Оставили меня в с. Туруханске, километров 300–400 не доезжая Карского моря. Все хибарки деревянные, одно-единственное здание каменное, и то — бывший монастырь, и то — некрасивое. Но все же это районный центр с больницей, школами и клубом, где кино неуклонно сменяется танцами. По улицам бродят коровы и собаки лайки, которых зимой запрягают в нарты. Т. е. только собак запрягают, а коровы так ходят. Нет, это не Рио-де-Жанейро, как говорил покойный Остап Бендер, который добавлял, подумав: «и даже не Сан-Франциско». Туруханск — историческое место. Здесь отбывал ссылку Я. М. Свердлов, приезжал из близлежащего местечка к нему сам великий Сталин, сосланный в Туруханский край в 1915—17 гг. Старожилы хорошо их помнят. Домик Свердлова превращен в музей, но я никак не могу попасть внутрь, видимо, наши со сторожем часы отдыха совпадают. Работу предложили найти в трехдневный срок — а ее здесь очень, очень трудно найти! И вот в течение трех дней я ходила и стучала во все двери подряд — насчет работы, насчет угла. В самый последний момент мне посчастливилось — я устроилась уборщицей в школе с окладом 180 р. в месяц. Обязанности мои несложны, но разнообразны. 22 дня я была на сенокосе на каком-то необитаемом острове, перетаскала на носилках 100 центнеров сена, комары и мошки изуродовали меня до неузнаваемости. Через каждые полчаса лил дождь, сено мокло, мы тоже. Потом сохли. Жили в палатке, которая тоже то сохла, то мокла. Питались очень плохо, т. к., не учтя климата, захватили с собой слишком мало овсянки и хлеба. Сейчас занята ремонтом — побелкой, покраской парт и прочей школьной мебели, мою огромные полы, пилю, колю — работаю 12–14 ч. в сутки. Воду таскаем на себе из Енисея — далеко и в гору. От всего вышеизложенного походка и вид у меня стали самые лошадиные, ну, как бывшие водовозные клячи, работящие, понурые и костлявые, как известное пособие по анатомии. Но глаза по старой привычке впитывают в себя и доносят до сердца, минуя рассудок, великую красоту ни на кого не похожей Сибири. Не меньше, чем вернуться, безумно, ежеминутно хочется писать и рисовать. Ни времени, ни бумаги, все таскаю в сердце. Оно скоро лопнет.

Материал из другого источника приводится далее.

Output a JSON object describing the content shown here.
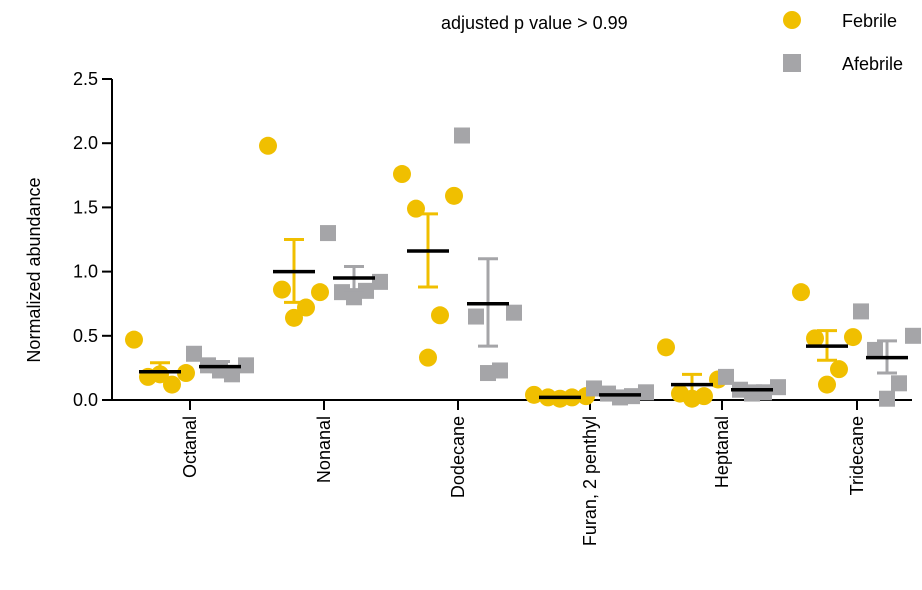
{
  "chart_data": {
    "type": "scatter",
    "subtype": "dot-plot with mean ± SEM",
    "annotation": "adjusted p value > 0.99",
    "xlabel": "",
    "ylabel": "Normalized abundance",
    "ylim": [
      0,
      2.5
    ],
    "yticks": [
      "0.0",
      "0.5",
      "1.0",
      "1.5",
      "2.0",
      "2.5"
    ],
    "categories": [
      "Octanal",
      "Nonanal",
      "Dodecane",
      "Furan, 2 penthyl",
      "Heptanal",
      "Tridecane"
    ],
    "legend_position": "top-right",
    "series": [
      {
        "name": "Febrile",
        "marker": "circle",
        "color": "#f0bf00",
        "mean": [
          0.22,
          1.0,
          1.16,
          0.02,
          0.12,
          0.42
        ],
        "sem_upper": [
          0.29,
          1.25,
          1.45,
          0.03,
          0.2,
          0.54
        ],
        "sem_lower": [
          0.16,
          0.76,
          0.88,
          0.01,
          0.05,
          0.31
        ],
        "points": [
          [
            0.47,
            0.21,
            0.18,
            0.12,
            0.2
          ],
          [
            1.98,
            0.84,
            0.86,
            0.72,
            0.64
          ],
          [
            1.76,
            1.59,
            1.49,
            0.66,
            0.33
          ],
          [
            0.04,
            0.03,
            0.02,
            0.02,
            0.01
          ],
          [
            0.41,
            0.16,
            0.05,
            0.03,
            0.01
          ],
          [
            0.84,
            0.49,
            0.48,
            0.24,
            0.12
          ]
        ]
      },
      {
        "name": "Afebrile",
        "marker": "square",
        "color": "#a5a5a8",
        "mean": [
          0.26,
          0.95,
          0.75,
          0.04,
          0.08,
          0.33
        ],
        "sem_upper": [
          0.3,
          1.04,
          1.1,
          0.06,
          0.11,
          0.46
        ],
        "sem_lower": [
          0.22,
          0.86,
          0.42,
          0.02,
          0.05,
          0.21
        ],
        "points": [
          [
            0.36,
            0.27,
            0.27,
            0.2,
            0.23
          ],
          [
            1.3,
            0.92,
            0.84,
            0.85,
            0.8
          ],
          [
            2.06,
            0.68,
            0.65,
            0.23,
            0.21
          ],
          [
            0.09,
            0.06,
            0.05,
            0.03,
            0.02
          ],
          [
            0.18,
            0.1,
            0.08,
            0.06,
            0.05
          ],
          [
            0.69,
            0.5,
            0.39,
            0.13,
            0.01
          ]
        ]
      }
    ]
  }
}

Бытовые условия неважные — снимаю какой-то хуже, чем у Достоевского, угол у полоумной старухи. Всё какие-то щели, а в них клопы. Дерет она за это удовольствие, т. е. за угол с отоплением, ровно всю мою зарплату. Причем даже спать не на чем, на всю избу один табурет и стол.
Я сейчас подумала о том, что у меня никогда в жизни (а мне уже скоро 36) не было своей комнаты, где можно было бы запереться и работать, никому не мешая, и чтобы тебе никто. А за последние годы я вообще отвыкла от вида нормального человеческого жилья, настолько, что когда была у В. М. Инбер, то чувствовала себя просто ужасно подавленной видом кресел, шкафов, диванов, картин. А у тебя мне ужасно понравилось и хотелось все трогать руками. Одним словом, я страшно одичала и оробела за эти годы. Меня долго, долго нужно было бы оглаживать, чтобы я привыкла к тому, что и мне все можно, и что все мое. Но судьба моя — не из оглаживающих, нет, нет, и я все не могу поверить в то, что я на всю жизнь падчерица, мне все мечтается, что вот — проснусь, и все хорошо.
Вернувшись с покоса, долго возилась с получением своего удостоверения и наконец смогла получить твой перевод. Спасибо тебе, родной, и прости меня за то, что я стала такой попрошайкой. Просить — даже у тебя — просто ужасно, и ужасно сейчас тут сидеть в этой избе и плакать оттого, что, работая по-лошадиному, никак не можешь заработать себе ни на стойло, ни на пойло. Кому нужна, кому полезна, кому приятна такая моя работа? Я все маму вспоминаю, Борис. Я помню ее очень хорошо и вижу ее во сне почти каждую ночь. Наверное, она обо мне заботится — я все еще живу.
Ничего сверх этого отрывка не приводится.